Я хорошо знаю, как пахнет шифер, потому что часто вожусь у нани на чердаке. У чердака скошенная крыша, с одного бока она высокая – не допрыгнуть, а с другого лежит на полу. Я могу долго наблюдать волнистый узор шифера сквозь балки перекрытия. Если немного прищурить глаза, он начинает рябить и перекатываться, кажется – еще чуть-чуть, и укатит волнами за горизонт.

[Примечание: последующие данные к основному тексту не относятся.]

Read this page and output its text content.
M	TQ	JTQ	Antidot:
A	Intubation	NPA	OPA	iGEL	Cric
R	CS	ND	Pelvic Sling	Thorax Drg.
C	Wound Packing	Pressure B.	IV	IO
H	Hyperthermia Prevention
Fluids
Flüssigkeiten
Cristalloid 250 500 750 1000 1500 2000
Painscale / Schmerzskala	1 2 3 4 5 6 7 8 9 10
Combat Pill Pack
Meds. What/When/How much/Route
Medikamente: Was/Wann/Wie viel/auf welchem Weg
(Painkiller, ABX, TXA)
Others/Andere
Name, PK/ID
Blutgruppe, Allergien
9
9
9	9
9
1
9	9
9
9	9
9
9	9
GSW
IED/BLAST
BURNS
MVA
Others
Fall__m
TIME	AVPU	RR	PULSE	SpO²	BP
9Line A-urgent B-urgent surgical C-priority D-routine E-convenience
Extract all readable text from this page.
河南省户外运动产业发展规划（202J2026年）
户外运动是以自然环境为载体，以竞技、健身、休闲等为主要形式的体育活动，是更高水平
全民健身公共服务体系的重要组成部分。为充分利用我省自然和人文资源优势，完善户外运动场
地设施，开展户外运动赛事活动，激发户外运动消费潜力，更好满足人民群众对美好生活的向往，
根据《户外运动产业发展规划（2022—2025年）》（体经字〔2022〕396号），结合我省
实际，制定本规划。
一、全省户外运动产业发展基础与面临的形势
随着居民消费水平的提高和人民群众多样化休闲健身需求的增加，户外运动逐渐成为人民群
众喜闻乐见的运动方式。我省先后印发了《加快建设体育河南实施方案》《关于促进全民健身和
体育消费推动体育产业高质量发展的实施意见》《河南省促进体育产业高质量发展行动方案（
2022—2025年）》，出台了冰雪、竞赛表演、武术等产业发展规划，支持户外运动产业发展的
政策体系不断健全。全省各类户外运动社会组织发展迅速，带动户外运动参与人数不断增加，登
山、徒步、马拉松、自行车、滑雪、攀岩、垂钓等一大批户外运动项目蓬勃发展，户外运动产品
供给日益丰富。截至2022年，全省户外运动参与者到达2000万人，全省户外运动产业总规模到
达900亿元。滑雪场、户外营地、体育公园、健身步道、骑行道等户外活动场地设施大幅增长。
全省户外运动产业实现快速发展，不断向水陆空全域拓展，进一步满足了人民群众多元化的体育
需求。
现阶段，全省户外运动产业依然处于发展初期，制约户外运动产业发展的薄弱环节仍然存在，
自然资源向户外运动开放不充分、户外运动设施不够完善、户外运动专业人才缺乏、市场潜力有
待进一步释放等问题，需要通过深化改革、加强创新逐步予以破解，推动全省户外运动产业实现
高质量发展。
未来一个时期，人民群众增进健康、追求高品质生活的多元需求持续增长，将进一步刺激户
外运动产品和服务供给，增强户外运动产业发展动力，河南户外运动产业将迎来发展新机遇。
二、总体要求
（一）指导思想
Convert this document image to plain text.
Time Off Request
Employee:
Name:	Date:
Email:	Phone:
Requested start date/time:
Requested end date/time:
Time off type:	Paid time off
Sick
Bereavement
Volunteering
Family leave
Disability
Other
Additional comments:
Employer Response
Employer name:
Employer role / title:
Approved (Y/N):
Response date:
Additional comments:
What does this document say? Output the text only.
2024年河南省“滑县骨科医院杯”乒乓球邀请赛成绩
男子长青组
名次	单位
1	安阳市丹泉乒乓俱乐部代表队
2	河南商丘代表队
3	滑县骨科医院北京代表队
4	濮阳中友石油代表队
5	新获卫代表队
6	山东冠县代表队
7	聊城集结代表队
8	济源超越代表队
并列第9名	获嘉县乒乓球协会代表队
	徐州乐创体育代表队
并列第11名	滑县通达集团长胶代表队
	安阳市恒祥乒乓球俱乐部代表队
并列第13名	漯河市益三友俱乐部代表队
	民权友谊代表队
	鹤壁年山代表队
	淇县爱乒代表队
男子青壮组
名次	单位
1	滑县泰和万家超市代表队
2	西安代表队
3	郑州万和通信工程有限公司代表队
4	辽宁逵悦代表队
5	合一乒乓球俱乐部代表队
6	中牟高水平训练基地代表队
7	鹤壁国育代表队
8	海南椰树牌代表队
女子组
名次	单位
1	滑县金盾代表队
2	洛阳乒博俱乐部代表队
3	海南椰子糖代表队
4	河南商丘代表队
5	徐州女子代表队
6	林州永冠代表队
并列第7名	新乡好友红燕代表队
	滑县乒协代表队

После отъезда Витьки я провожу много времени на чердаке. Одна. Маму очень беспокоит моя замкнутость. Сначала она водила меня к соседям, у которых маленькие дети. Чтобы я завела себе новых друзей. Но мне было скучно с ними, даже поговорить было не о чем – у них свои разговоры, у меня – свои. Они мне про то, что за домом большая лужа с головастиками, айда ловить их и выкидывать в сортир, а я им в ответ словами нани – нельзя обижать живую природу, обижая ее – обижаешь себя. Соседские дети выслушают меня, покрутят пальцем у виска и убегут ловить головастиков. А я ухожу с мамой домой. Держусь за мамину руку, а другой рукой цепляюсь за подол ее платья. Для надежности.
В сентябре Тата записала меня в детский сад. Чтобы я научилась жизни в коллективе. Такое вот смешное слово – коллектив.
Мне в садике не понравилось. Во-первых, он пахнет невкусно – остывшей манной кашей, несладким чаем и кусачими одеялами в унылую клетку. А во-вторых – там много детей, и они дразнятся. И воспитательница какая-то странная. Вывела меня в центр комнаты и представила:
– Дети, у нас новенькая, и зовут ее так-то и так-то.
Я ей говорю – зовите меня просто Девочка. А потом детям говорю – зовите меня Девочка.
А тут мальчик один – смешной такой, вся голова в мелких кудрях – говорит:
– Да какая она девочка, она настоящий дядя Степа.
И громко рассмеялся. И дети рассмеялись за ним. И я тоже рассмеялась.
– Можете называть меня, если хотите, дядей Степой, – предложила я им.
И полдня ходила дядей Степой. А когда воспитательница обращалась ко мне по имени – делала вид, что не слышу ее. Сначала она удивлялась, потом рассердилась – ей, наверное, показалось, что я издеваюсь над ней. Но я ей объяснила еще раз – не называйте меня по имени, по имени меня никто не называет, даже мама.